We have reviewed the originals or copies certified or otherwise identified to our satisfaction of the Registration Statement and all such corporate records of the Company and such other instruments and other certificates of public officials, officers and representatives of the Company and such other persons, and we have made such investigations of law, as we have deemed appropriate as a basis for the opinions expressed below. In arriving at the opinions expressed below, we have assumed the authenticity of all documents submitted to us as originals and the conformity to the originals of all documents submitted to us as copies. In addition, we have assumed and have not verified the accuracy as to factual matters of each document we have reviewed.
The foregoing opinion is limited solely to the laws of the State of Florida, the Florida Business Corporation Act and the federal laws of the United States of America, and we do not express any opinion as to the laws of any other jurisdiction.

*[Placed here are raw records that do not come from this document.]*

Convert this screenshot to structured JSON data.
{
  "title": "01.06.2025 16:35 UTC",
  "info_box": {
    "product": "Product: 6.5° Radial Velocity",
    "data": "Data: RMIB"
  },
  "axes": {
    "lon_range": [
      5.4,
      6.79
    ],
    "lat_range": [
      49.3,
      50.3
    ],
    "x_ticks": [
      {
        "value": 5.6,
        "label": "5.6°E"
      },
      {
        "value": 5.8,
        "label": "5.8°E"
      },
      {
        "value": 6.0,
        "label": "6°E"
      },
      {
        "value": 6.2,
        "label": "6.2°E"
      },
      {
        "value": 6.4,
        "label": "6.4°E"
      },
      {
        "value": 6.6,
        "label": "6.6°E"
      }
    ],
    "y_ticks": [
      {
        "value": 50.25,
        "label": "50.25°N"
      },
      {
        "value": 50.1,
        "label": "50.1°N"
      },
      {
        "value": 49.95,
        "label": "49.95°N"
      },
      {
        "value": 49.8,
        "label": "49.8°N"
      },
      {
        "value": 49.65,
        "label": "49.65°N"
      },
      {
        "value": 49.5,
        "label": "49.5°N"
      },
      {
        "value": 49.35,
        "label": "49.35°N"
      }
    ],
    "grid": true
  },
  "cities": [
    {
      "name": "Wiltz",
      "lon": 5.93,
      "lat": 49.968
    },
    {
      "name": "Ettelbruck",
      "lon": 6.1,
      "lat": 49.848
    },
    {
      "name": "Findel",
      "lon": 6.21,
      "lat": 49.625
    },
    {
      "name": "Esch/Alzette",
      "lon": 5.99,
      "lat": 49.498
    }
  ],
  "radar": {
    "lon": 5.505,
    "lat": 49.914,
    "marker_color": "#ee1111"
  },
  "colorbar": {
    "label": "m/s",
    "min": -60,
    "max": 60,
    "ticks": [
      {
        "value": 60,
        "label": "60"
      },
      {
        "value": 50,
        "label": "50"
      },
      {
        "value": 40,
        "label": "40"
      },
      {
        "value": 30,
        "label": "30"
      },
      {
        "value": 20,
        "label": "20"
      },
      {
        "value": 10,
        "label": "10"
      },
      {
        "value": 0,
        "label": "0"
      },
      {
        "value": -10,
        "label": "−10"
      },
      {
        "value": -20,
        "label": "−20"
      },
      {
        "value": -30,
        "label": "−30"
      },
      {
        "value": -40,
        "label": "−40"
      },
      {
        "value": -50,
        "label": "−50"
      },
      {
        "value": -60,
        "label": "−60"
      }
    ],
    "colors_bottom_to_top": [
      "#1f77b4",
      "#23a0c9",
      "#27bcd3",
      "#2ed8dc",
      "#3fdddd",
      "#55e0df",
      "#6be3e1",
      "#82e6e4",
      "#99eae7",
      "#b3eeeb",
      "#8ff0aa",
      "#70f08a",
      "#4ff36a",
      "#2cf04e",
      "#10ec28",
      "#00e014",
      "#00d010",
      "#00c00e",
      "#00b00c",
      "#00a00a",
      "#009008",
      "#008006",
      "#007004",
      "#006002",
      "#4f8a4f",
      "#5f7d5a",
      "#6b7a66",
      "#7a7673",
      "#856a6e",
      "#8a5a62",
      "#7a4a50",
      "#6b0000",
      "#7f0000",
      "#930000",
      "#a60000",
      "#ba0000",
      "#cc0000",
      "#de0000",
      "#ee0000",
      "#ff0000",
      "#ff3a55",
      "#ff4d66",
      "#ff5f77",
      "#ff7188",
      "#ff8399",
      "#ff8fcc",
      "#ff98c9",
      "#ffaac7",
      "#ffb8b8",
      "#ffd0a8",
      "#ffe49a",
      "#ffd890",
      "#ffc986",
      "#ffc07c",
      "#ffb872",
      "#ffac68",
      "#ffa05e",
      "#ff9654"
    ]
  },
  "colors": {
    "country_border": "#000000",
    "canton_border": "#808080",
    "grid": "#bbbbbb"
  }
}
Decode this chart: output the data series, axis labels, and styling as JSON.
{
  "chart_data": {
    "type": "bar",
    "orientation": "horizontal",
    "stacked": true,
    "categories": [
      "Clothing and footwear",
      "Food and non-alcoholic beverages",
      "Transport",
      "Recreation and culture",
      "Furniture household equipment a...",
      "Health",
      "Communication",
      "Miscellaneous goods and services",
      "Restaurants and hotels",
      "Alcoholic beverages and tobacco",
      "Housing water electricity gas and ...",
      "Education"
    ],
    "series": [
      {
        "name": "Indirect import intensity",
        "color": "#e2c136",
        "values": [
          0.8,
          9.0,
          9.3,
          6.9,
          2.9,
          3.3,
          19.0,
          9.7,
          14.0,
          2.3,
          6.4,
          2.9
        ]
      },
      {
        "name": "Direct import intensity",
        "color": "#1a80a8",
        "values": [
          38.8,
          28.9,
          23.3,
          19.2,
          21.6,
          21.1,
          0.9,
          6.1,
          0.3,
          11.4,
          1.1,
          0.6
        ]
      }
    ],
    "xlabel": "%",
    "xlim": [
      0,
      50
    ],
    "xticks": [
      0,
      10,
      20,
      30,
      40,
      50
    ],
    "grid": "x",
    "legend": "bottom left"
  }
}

We also express no opinion herein with respect to compliance by the Company with securities or blue sky laws of any state or other jurisdiction of the United States or of any foreign jurisdiction. In addition, we express no opinion and make no statement herein with respect to the antifraud laws of any jurisdiction.
Based upon and subject to the foregoing, we are of the opinion with respect to the Offered Securities that (i) the Shares have been duly authorized and are validly issued and are fully paid and non-assessable, and (ii) upon the proper exercise of the Warrants and the payment of any consideration required thereunder, all as described in the Registration Statement, the Warrant Shares will be duly authorized, validly issued, fully paid and non-assessable.
We hereby consent to the filing of this opinion with the Commission as an exhibit to the Registration Statement in accordance with the requirements of Item 601(b)(5) of Regulation S-K under the Securities Act and to the use of our name therein and in the related prospectus under the caption Legal Matters. In giving such consent, we do not hereby admit that we are in the category of persons whose consent is required under Section 7 of the Securities Act or the rules and regulations of the Commission.